Silke’s initial thought — haven’t we had enough of the hugging already? — quickly gave way to another, “Thanks, Ariana. I really needed that.”

“You’re going to take it easy, OK? Just relax and don’t worry about anything. I’ll take care of everything.”

“Ariana, you really don’t have to…”

“After all the help you give me? Don’t even think of objecting,” Ariana grinned. “Just go over into the living room and lie down on the couch if you want. Take a nap or something.”

“I think I’m going to have a quick smoke first.”

“Guess I can’t blame you there. It must really be getting to you.”

After her smoke (she'd only made it halfway through the cigarette, but it was something, at least), she settled down on the living room couch. The living room, she noticed, wasn't all that different from the way she remembered Ariana's living room in John's world. Apart from a couple of cityscapes, the walls, which were painted some sort of soft, off-white colour, were adorned with pictures of Ariana and Silke, Ariana's family, Silke's family, Ariana with Silke's family and vice versa. By the front bay window, there was a small, round table with two chairs, suitable for coffee, and the couch was a lilac, overstuffed affair covered in very soft fabric. Silke tried to lie down flat on her back, as she was accustomed to, but found it uncomfortable after a couple of minutes. Instead, she rolled over on her side, and found her knees tucking in as she pulled one of the throw pillows under her head. She took a deep breath, and sighed softly as she let herself sink into the upholstery.

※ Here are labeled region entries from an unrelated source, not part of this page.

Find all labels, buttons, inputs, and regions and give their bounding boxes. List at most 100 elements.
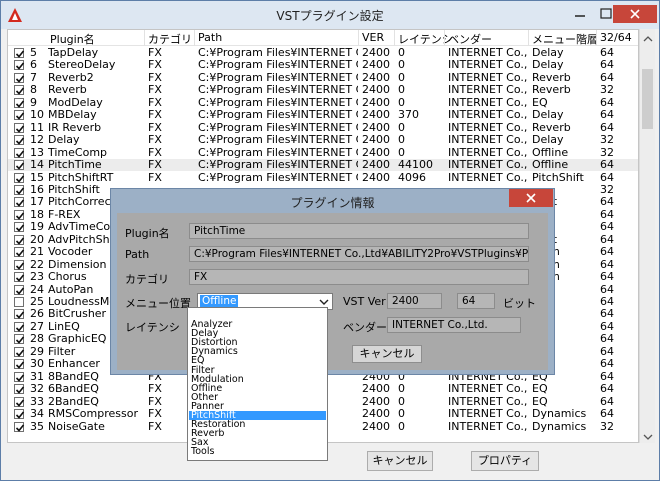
cell-lat: 0 [398, 121, 405, 134]
enable-checkbox[interactable] [14, 60, 25, 71]
menu-position-label: メニュー位置 [125, 297, 191, 310]
enable-checkbox[interactable] [14, 297, 24, 307]
table-row[interactable]: 6 StereoDelay FX C:¥Program Files¥INTERNET … [8, 59, 638, 72]
dropdown-option[interactable]: Reverb [189, 429, 326, 439]
enable-checkbox[interactable] [14, 160, 25, 171]
cell-ver: 2400 [362, 96, 390, 109]
dropdown-option[interactable]: Dynamics [189, 347, 326, 357]
window-close-button[interactable] [613, 5, 657, 23]
table-row[interactable]: 11 IR Reverb FX C:¥Program Files¥INTERNET C… [8, 121, 638, 134]
cell-cat: FX [148, 395, 162, 408]
scroll-up-icon[interactable] [643, 33, 653, 42]
table-row[interactable]: 10 MBDelay FX C:¥Program Files¥INTERNET Co.… [8, 109, 638, 121]
cell-no: 18 [30, 208, 44, 221]
cell-no: 24 [30, 283, 44, 296]
cell-menu: Offline [532, 146, 569, 159]
menu-position-dropdown[interactable]: Analyzer Delay Distortion Dynamics EQ Filter M… [187, 307, 328, 461]
enable-checkbox[interactable] [14, 247, 25, 258]
header-menu[interactable]: メニュー階層 [530, 31, 598, 46]
enable-checkbox[interactable] [14, 309, 25, 320]
cell-menu: Reverb [532, 71, 571, 84]
enable-checkbox[interactable] [14, 184, 25, 195]
enable-checkbox[interactable] [14, 110, 25, 121]
header-ver[interactable]: VER [360, 31, 384, 45]
cell-bits: 64 [600, 383, 614, 396]
table-row[interactable]: 8 Reverb FX C:¥Program Files¥INTERNET Co.,L… [8, 84, 638, 97]
list-header: Plugin名 カテゴリ Path VER レイテンシ ベンダー メニュー階層 … [8, 30, 638, 46]
enable-checkbox[interactable] [14, 272, 25, 283]
dialog-title: プラグイン情報 [290, 196, 375, 210]
cell-no: 8 [30, 84, 37, 97]
table-row[interactable]: 9 ModDelay FX C:¥Program Files¥INTERNET Co.… [8, 96, 638, 109]
cell-no: 14 [30, 159, 44, 172]
enable-checkbox[interactable] [14, 234, 25, 245]
header-plugin-name[interactable]: Plugin名 [48, 31, 95, 46]
cell-path: C:¥Program Files¥INTERNET Co.,Ltd. [198, 71, 358, 84]
cell-vendor: INTERNET Co.,Ltd. [448, 395, 528, 408]
cell-bits: 64 [600, 333, 614, 346]
enable-checkbox[interactable] [14, 72, 25, 83]
table-row[interactable]: 5 TapDelay FX C:¥Program Files¥INTERNET Co.… [8, 47, 638, 59]
enable-checkbox[interactable] [14, 346, 25, 357]
cell-cat: FX [148, 383, 162, 396]
table-row[interactable]: 7 Reverb2 FX C:¥Program Files¥INTERNET Co.,… [8, 71, 638, 84]
scroll-down-icon[interactable] [643, 431, 653, 440]
cancel-button[interactable]: キャンセル [367, 451, 433, 471]
cell-lat: 44100 [398, 159, 433, 172]
enable-checkbox[interactable] [14, 321, 25, 332]
cell-no: 27 [30, 320, 44, 333]
latency-label: レイテンシ [125, 321, 180, 334]
property-button[interactable]: プロパティ [471, 451, 539, 471]
enable-checkbox[interactable] [14, 48, 25, 58]
enable-checkbox[interactable] [14, 259, 25, 270]
cell-bits: 64 [600, 296, 614, 308]
enable-checkbox[interactable] [14, 371, 25, 382]
enable-checkbox[interactable] [14, 147, 25, 158]
table-row[interactable]: 15 PitchShiftRT FX C:¥Program Files¥INTERNE… [8, 171, 638, 184]
cell-bits: 32 [600, 146, 614, 159]
enable-checkbox[interactable] [14, 421, 25, 432]
header-vendor[interactable]: ベンダー [446, 31, 492, 46]
cell-vendor: INTERNET Co.,Ltd. [448, 159, 528, 172]
table-row[interactable]: 12 Delay FX C:¥Program Files¥INTERNET Co.,L… [8, 134, 638, 146]
enable-checkbox[interactable] [14, 97, 25, 108]
cell-bits: 64 [600, 345, 614, 358]
dropdown-option[interactable]: Tools [189, 447, 326, 457]
vertical-scrollbar[interactable] [639, 29, 655, 443]
enable-checkbox[interactable] [14, 135, 25, 146]
header-bits[interactable]: 32/64 [598, 31, 632, 45]
enable-checkbox[interactable] [14, 122, 25, 133]
bits-label: ビット [503, 297, 536, 310]
enable-checkbox[interactable] [14, 334, 25, 345]
enable-checkbox[interactable] [14, 396, 25, 407]
table-row[interactable]: 13 TimeComp FX C:¥Program Files¥INTERNET Co… [8, 146, 638, 159]
cell-name: Reverb [48, 84, 87, 97]
cell-name: StereoDelay [48, 59, 116, 72]
enable-checkbox[interactable] [14, 359, 25, 370]
header-category[interactable]: カテゴリ [146, 31, 192, 46]
enable-checkbox[interactable] [14, 197, 25, 208]
cell-menu: Reverb [532, 84, 571, 97]
enable-checkbox[interactable] [14, 284, 25, 295]
scrollbar-thumb[interactable] [642, 69, 653, 129]
enable-checkbox[interactable] [14, 384, 25, 395]
table-row[interactable]: 14 PitchTime FX C:¥Program Files¥INTERNET C… [8, 159, 638, 172]
cell-bits: 64 [600, 320, 614, 333]
vendor-field: INTERNET Co.,Ltd. [387, 317, 521, 333]
dialog-body: Plugin名 PitchTime Path C:¥Program Files¥… [117, 213, 548, 370]
cell-no: 11 [30, 121, 44, 134]
cell-path: C:¥Program Files¥INTERNET Co.,Ltd. [198, 84, 358, 97]
cell-ver: 2400 [362, 395, 390, 408]
cell-no: 35 [30, 420, 44, 433]
dialog-cancel-button[interactable]: キャンセル [352, 345, 422, 363]
enable-checkbox[interactable] [14, 85, 25, 96]
cell-no: 15 [30, 171, 44, 184]
enable-checkbox[interactable] [14, 172, 25, 183]
enable-checkbox[interactable] [14, 409, 25, 420]
enable-checkbox[interactable] [14, 209, 25, 220]
cell-ver: 2400 [362, 146, 390, 159]
header-path[interactable]: Path [196, 31, 222, 45]
dialog-close-button[interactable] [509, 189, 553, 207]
enable-checkbox[interactable] [14, 222, 25, 233]
minimize-button[interactable] [567, 5, 593, 23]
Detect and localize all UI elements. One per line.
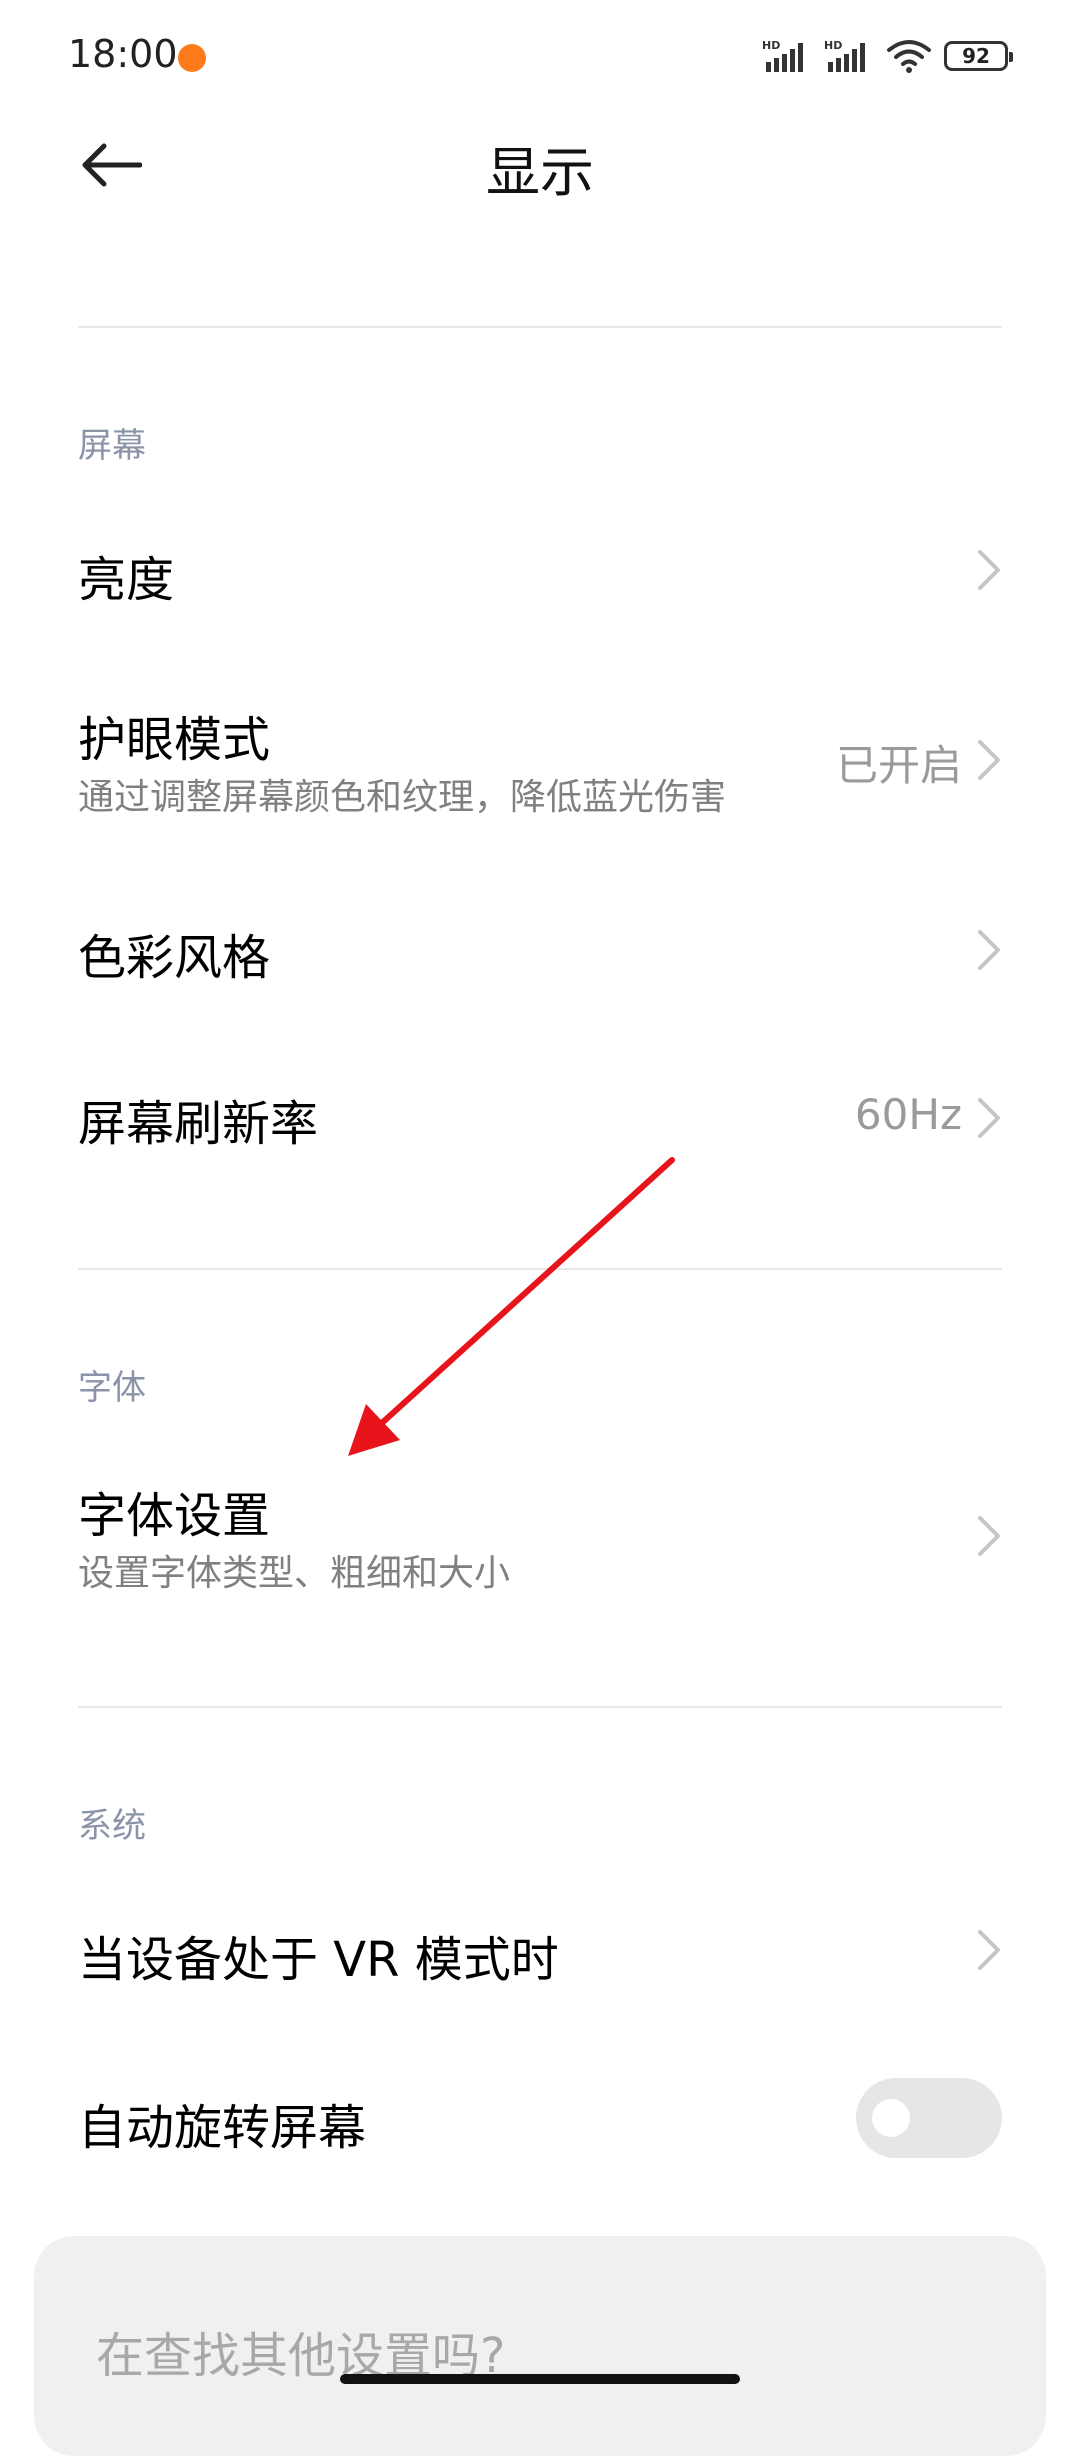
chevron-right-icon (978, 1098, 1000, 1138)
divider (78, 1268, 1002, 1270)
eye-care-status: 已开启 (835, 741, 962, 790)
notification-dot-icon (178, 44, 206, 72)
row-title: 屏幕刷新率 (78, 1096, 319, 1152)
auto-rotate-toggle[interactable] (856, 2078, 1002, 2158)
status-icons: HD HD 92 (762, 36, 1013, 76)
vr-mode-row[interactable]: 当设备处于 VR 模式时 (0, 1900, 1080, 2000)
refresh-rate-row[interactable]: 屏幕刷新率 60Hz (0, 1068, 1080, 1168)
row-subtitle: 通过调整屏幕颜色和纹理，降低蓝光伤害 (78, 777, 727, 818)
row-title: 自动旋转屏幕 (78, 2100, 367, 2156)
row-subtitle: 设置字体类型、粗细和大小 (78, 1553, 511, 1594)
svg-text:HD: HD (824, 39, 842, 52)
row-title: 护眼模式 (78, 712, 271, 768)
section-label-screen: 屏幕 (78, 426, 146, 466)
color-style-row[interactable]: 色彩风格 (0, 900, 1080, 1000)
battery-icon: 92 (944, 41, 1013, 71)
row-title: 当设备处于 VR 模式时 (78, 1932, 559, 1988)
font-settings-row[interactable]: 字体设置 设置字体类型、粗细和大小 (0, 1466, 1080, 1606)
refresh-rate-value: 60Hz (854, 1090, 962, 1139)
eye-care-row[interactable]: 护眼模式 通过调整屏幕颜色和纹理，降低蓝光伤害 已开启 (0, 690, 1080, 830)
svg-text:HD: HD (762, 39, 780, 52)
chevron-right-icon (978, 1516, 1000, 1556)
chevron-right-icon (978, 740, 1000, 780)
divider (78, 326, 1002, 328)
section-label-system: 系统 (78, 1806, 146, 1846)
chevron-right-icon (978, 1930, 1000, 1970)
section-label-font: 字体 (78, 1368, 146, 1408)
divider (78, 1706, 1002, 1708)
chevron-right-icon (978, 930, 1000, 970)
chevron-right-icon (978, 550, 1000, 590)
home-indicator[interactable] (340, 2374, 740, 2384)
page-title: 显示 (486, 141, 594, 204)
wifi-icon (887, 40, 931, 73)
toggle-knob (872, 2099, 910, 2137)
status-time: 18:00 (68, 32, 178, 76)
signal-1-icon: HD (762, 39, 803, 72)
row-title: 色彩风格 (78, 930, 271, 986)
row-title: 字体设置 (78, 1488, 271, 1544)
search-other-settings-card[interactable]: 在查找其他设置吗? (34, 2236, 1046, 2456)
battery-level: 92 (962, 44, 990, 68)
row-title: 亮度 (78, 552, 175, 608)
auto-rotate-row: 自动旋转屏幕 (0, 2068, 1080, 2168)
brightness-row[interactable]: 亮度 (0, 520, 1080, 620)
signal-2-icon: HD (824, 39, 865, 72)
annotation-arrow-icon (348, 1157, 675, 1456)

As she lay on the couch, gradually getting more and more comfortable, Ariana came by, and draped her in the blanket that was laid over the arm of the couch opposite Silke's head. As Ariana spread out the blanket, Silke couldn't help thinking what happened the last time she'd fallen asleep on Ariana's couch.

Ariana knelt by Silke's head. "How's that?"

"Great," Silke smiled, "I could stay like this all day."

"Just take it easy today. Don't worry about anything. I'll handle everything."

Silke found herself wondering how she could possibly not worry about anything under these circumstances. Though the warmth of the blanket, and the softness of the couch, not to mention how nice Ariana was being, did help. A lot. She felt the tension draining from her body, and slowly drifted off.